One of the things we promote are training courses for people interested in training as a HypnoBirthing practitioner.  With zero budget, and no advertising, we’ve sold north of £300,000 of training places, and all done almost entirely hands off, with nothing sent out in the post.  These are courses with places at £695 a place, 24 places on a course, we usually sell out well in advance, and I’ve sold courses out in as little as 24 hours.

Eventbrite handles the whole event sales and attendee management process, from start to finish.  You can set up an event very quickly and easily, and it makes selling tickets online incredibly simple – dare I say it, even fun!

Basically, you give your event a name, set the dates and times (and it can be a recurring event), set an event capacity, set up your ticket types and prices, fill in your Google Checkout and/or Paypal details, and publish your event.

Once you’ve done that, you can then send out invites to your event (you can import email addresses to send to) and then track who’s opened the email, who’s RSVP’d, who’s booked, who hasn’t.  You can send out reminders to those who haven’t booked, thank those who have, etc.

Eventbrite can publish all the event details to Facebook, and you can also embed the registration form on your own website, thereby displaying live availability (we do this and it hugely cuts down on all those “Are there any tickets left?” calls and emails you usually get).

If you want to, you can create affiliate programs for people to help promote your event and discount codes that people can use (we sell so well we don’t need to but it’s a useful feature).

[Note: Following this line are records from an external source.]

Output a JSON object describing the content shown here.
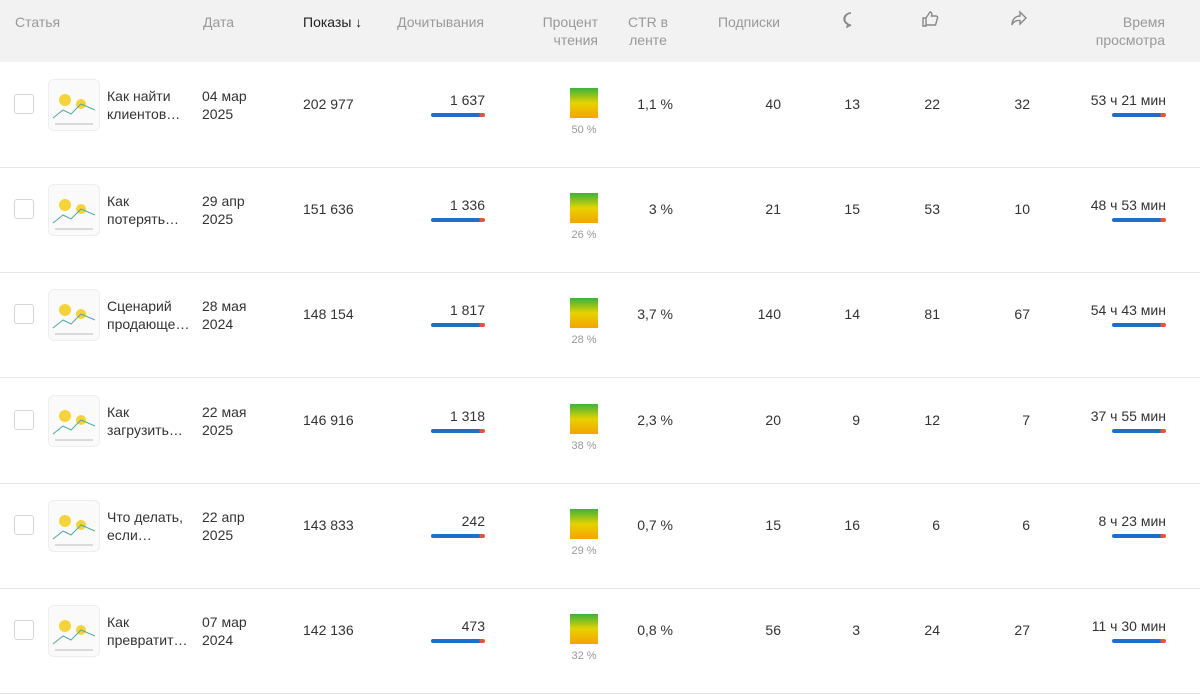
{
  "header": {
    "columns": [
      "Статья",
      "Дата",
      "Показы",
      "Дочитывания",
      "Процент чтения",
      "CTR в ленте",
      "Подписки",
      "Время просмотра"
    ]
  },
  "rows": [
    {
      "title": "Как найти клиентов…",
      "date": "04 мар 2025",
      "views": "202 977",
      "reads": "1 637",
      "read_percent": "50 %",
      "ctr": "1,1 %",
      "subscriptions": 40,
      "comments": 13,
      "likes": 22,
      "shares": 32,
      "watch_time": "53 ч 21 мин"
    },
    {
      "title": "Как потерять…",
      "date": "29 апр 2025",
      "views": "151 636",
      "reads": "1 336",
      "read_percent": "26 %",
      "ctr": "3 %",
      "subscriptions": 21,
      "comments": 15,
      "likes": 53,
      "shares": 10,
      "watch_time": "48 ч 53 мин"
    },
    {
      "title": "Сценарий продающе…",
      "date": "28 мая 2024",
      "views": "148 154",
      "reads": "1 817",
      "read_percent": "28 %",
      "ctr": "3,7 %",
      "subscriptions": 140,
      "comments": 14,
      "likes": 81,
      "shares": 67,
      "watch_time": "54 ч 43 мин"
    },
    {
      "title": "Как загрузить…",
      "date": "22 мая 2025",
      "views": "146 916",
      "reads": "1 318",
      "read_percent": "38 %",
      "ctr": "2,3 %",
      "subscriptions": 20,
      "comments": 9,
      "likes": 12,
      "shares": 7,
      "watch_time": "37 ч 55 мин"
    },
    {
      "title": "Что делать, если…",
      "date": "22 апр 2025",
      "views": "143 833",
      "reads": "242",
      "read_percent": "29 %",
      "ctr": "0,7 %",
      "subscriptions": 15,
      "comments": 16,
      "likes": 6,
      "shares": 6,
      "watch_time": "8 ч 23 мин"
    },
    {
      "title": "Как превратит…",
      "date": "07 мар 2024",
      "views": "142 136",
      "reads": "473",
      "read_percent": "32 %",
      "ctr": "0,8 %",
      "subscriptions": 56,
      "comments": 3,
      "likes": 24,
      "shares": 27,
      "watch_time": "11 ч 30 мин"
    }
  ]
}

You can set tickets to go on sale at a particular time, for example to create ‘early bird’ discounted tickets that expire on a particular date and then automatically get replaced with the full price ticket.

We use this for the ‘be-back’ refresher places, setting them to go on sale at a particular time, and notify everyone in advance, so everyone gets a fair shot at getting a ticket.  You know, like the big bands do, where there’s a mad scramble to get tickets to see U2, or whoever.

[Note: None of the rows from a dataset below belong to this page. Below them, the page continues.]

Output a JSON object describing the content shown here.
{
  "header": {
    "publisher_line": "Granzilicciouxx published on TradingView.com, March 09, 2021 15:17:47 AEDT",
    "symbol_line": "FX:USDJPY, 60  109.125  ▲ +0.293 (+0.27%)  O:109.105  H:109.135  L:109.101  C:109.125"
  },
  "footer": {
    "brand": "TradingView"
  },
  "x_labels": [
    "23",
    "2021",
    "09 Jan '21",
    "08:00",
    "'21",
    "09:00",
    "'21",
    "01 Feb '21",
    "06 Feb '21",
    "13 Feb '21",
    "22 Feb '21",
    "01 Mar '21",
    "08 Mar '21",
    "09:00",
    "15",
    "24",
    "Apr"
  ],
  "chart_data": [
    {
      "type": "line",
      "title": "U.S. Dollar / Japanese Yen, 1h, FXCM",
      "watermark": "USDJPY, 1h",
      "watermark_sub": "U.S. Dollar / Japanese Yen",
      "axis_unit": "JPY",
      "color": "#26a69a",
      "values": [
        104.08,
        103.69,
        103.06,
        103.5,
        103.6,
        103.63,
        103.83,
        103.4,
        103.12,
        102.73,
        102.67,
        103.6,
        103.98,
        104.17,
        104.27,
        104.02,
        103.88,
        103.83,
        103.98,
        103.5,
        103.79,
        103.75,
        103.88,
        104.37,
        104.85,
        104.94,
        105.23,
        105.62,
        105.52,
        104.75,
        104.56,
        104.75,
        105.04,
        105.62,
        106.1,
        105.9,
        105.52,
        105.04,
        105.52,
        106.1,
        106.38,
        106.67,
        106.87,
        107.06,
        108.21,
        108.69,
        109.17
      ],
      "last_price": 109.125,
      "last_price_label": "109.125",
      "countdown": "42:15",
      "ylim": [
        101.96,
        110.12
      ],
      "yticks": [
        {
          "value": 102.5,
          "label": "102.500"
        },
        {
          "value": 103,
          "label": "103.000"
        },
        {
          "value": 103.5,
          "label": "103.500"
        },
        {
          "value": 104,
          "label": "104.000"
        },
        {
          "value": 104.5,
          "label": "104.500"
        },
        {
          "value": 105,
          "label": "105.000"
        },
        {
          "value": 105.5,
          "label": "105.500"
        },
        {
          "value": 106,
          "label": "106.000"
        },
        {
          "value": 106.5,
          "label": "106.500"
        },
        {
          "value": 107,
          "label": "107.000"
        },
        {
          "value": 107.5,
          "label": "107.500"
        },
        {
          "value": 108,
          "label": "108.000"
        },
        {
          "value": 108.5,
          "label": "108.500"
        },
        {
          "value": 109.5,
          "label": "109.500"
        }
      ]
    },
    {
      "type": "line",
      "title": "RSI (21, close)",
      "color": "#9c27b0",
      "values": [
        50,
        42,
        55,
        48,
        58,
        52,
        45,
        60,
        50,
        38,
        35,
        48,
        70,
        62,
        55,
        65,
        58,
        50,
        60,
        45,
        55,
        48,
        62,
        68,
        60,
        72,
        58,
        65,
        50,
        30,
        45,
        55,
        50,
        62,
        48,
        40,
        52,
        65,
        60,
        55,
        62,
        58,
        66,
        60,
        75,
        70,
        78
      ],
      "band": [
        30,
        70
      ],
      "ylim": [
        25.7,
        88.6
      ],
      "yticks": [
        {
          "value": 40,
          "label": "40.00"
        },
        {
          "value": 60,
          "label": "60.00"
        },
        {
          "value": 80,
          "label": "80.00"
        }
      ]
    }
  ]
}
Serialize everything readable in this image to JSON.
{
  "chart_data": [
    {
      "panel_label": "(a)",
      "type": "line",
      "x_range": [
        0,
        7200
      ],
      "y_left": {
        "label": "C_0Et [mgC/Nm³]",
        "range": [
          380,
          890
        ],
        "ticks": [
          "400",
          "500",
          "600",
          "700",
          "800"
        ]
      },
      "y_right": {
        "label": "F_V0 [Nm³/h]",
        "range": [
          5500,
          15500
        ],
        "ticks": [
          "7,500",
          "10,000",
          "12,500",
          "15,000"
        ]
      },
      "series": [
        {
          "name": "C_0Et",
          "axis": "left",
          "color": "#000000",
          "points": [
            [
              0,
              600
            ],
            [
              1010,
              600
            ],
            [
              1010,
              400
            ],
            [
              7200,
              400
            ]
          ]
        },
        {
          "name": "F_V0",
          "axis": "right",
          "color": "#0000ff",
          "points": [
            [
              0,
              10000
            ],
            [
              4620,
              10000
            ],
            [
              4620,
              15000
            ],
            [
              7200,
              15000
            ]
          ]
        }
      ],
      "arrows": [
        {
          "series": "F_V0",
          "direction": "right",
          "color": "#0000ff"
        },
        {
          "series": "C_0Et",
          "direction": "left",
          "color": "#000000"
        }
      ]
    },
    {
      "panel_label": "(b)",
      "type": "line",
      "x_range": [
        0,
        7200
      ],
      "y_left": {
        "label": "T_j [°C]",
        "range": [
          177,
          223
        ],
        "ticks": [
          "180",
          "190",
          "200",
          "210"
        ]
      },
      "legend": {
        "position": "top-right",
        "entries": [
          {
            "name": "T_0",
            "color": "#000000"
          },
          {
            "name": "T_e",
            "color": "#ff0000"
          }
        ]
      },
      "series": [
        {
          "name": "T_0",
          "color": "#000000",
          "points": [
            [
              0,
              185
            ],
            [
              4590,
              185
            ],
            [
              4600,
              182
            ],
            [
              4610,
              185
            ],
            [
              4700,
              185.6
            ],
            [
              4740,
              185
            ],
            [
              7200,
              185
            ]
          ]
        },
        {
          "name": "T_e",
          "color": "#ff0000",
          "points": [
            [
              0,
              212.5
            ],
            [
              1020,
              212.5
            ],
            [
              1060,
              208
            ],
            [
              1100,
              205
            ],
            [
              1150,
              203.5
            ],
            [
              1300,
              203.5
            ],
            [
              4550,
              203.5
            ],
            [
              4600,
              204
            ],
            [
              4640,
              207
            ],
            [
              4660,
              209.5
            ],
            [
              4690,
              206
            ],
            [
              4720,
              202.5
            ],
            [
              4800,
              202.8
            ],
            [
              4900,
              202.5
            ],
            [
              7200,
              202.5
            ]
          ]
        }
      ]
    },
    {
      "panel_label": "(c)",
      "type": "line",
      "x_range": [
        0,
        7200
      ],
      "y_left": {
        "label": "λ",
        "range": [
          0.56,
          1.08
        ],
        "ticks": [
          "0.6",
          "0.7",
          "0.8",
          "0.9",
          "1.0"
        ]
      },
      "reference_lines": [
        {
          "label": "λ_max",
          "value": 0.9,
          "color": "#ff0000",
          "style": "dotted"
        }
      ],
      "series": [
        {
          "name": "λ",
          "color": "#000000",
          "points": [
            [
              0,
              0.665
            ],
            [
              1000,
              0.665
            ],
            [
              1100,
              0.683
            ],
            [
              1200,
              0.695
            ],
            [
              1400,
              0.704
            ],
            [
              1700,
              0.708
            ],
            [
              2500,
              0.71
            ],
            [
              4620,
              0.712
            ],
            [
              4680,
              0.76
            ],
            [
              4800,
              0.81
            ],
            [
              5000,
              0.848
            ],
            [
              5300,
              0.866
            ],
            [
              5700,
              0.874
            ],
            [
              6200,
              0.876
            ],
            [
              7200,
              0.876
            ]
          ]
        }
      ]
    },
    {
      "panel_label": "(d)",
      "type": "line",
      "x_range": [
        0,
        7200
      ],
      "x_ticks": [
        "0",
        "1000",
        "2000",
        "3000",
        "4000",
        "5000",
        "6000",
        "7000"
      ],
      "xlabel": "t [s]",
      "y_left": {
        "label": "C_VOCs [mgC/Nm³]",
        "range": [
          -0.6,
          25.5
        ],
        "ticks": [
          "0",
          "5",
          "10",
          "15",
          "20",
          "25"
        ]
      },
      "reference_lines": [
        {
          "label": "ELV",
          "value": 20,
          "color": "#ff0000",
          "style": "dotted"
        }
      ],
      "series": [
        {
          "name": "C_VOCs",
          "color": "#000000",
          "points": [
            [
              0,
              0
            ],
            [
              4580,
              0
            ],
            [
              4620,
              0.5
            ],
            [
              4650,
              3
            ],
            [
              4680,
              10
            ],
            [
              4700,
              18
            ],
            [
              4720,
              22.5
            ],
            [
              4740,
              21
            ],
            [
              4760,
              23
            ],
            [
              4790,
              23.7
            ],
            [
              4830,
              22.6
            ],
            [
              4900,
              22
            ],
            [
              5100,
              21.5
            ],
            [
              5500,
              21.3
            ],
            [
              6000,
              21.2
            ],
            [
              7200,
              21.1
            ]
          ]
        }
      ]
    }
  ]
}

You can set an overall event capacity, and multiple ticket types, and Eventbrite automatically stops selling tickets when either the maximum number of a particular type of ticket, or the overall event capacity, is reached.

If you have to refund a ticket sale, you do that in Google Checkout or Paypal and it automatically cancels the ticket in Eventbrite and puts the ticket back on sale.

Eventbrite also allows you to create waitlists, so if a ticket becomes available, it automatically emails the people on the waitlist, in sequence, and you can set how long they get to book before it releases the ticket to the next person on the list.

You can create mini-surveys to ask for additional information when someone is booking e.g. where they heard about the event from, their professional background, things they want to cover in the event.  This can be asked once (for the ticket buyer) or for each attendee in the order.

When someone buys a ticket through Eventbrite, it automatically sends out a confirmation and a PDF ticket they can print out and bring with them.  This is barcoded and Eventbrite are planning on providing a webcam app for checking attendees in on the day.

In the meantime, there is already an iPhone app which can display your check in list and you just click on attendee names when they arrive and it automatically gets updated in your account.  You can even have multiple iPhones all updating the same list.

(We don’t use the online check-in functionality, but Eventbrite also allows easy printing of your attendee list to take you on the day).

You can run reports before and after the event, manually add attendees for bookings taken offline (giving you a single source of attendee data and making sure you don’t overbook), take cheque and invoice payment methods as well….the list of features goes on and on.

And if you’re not charging for your events, it’s totally free to use. If you’re charging, you can opt to either add the fee to the ticket price, or include the fee and then Eventbrite bill you monthly based on what you’ve sold.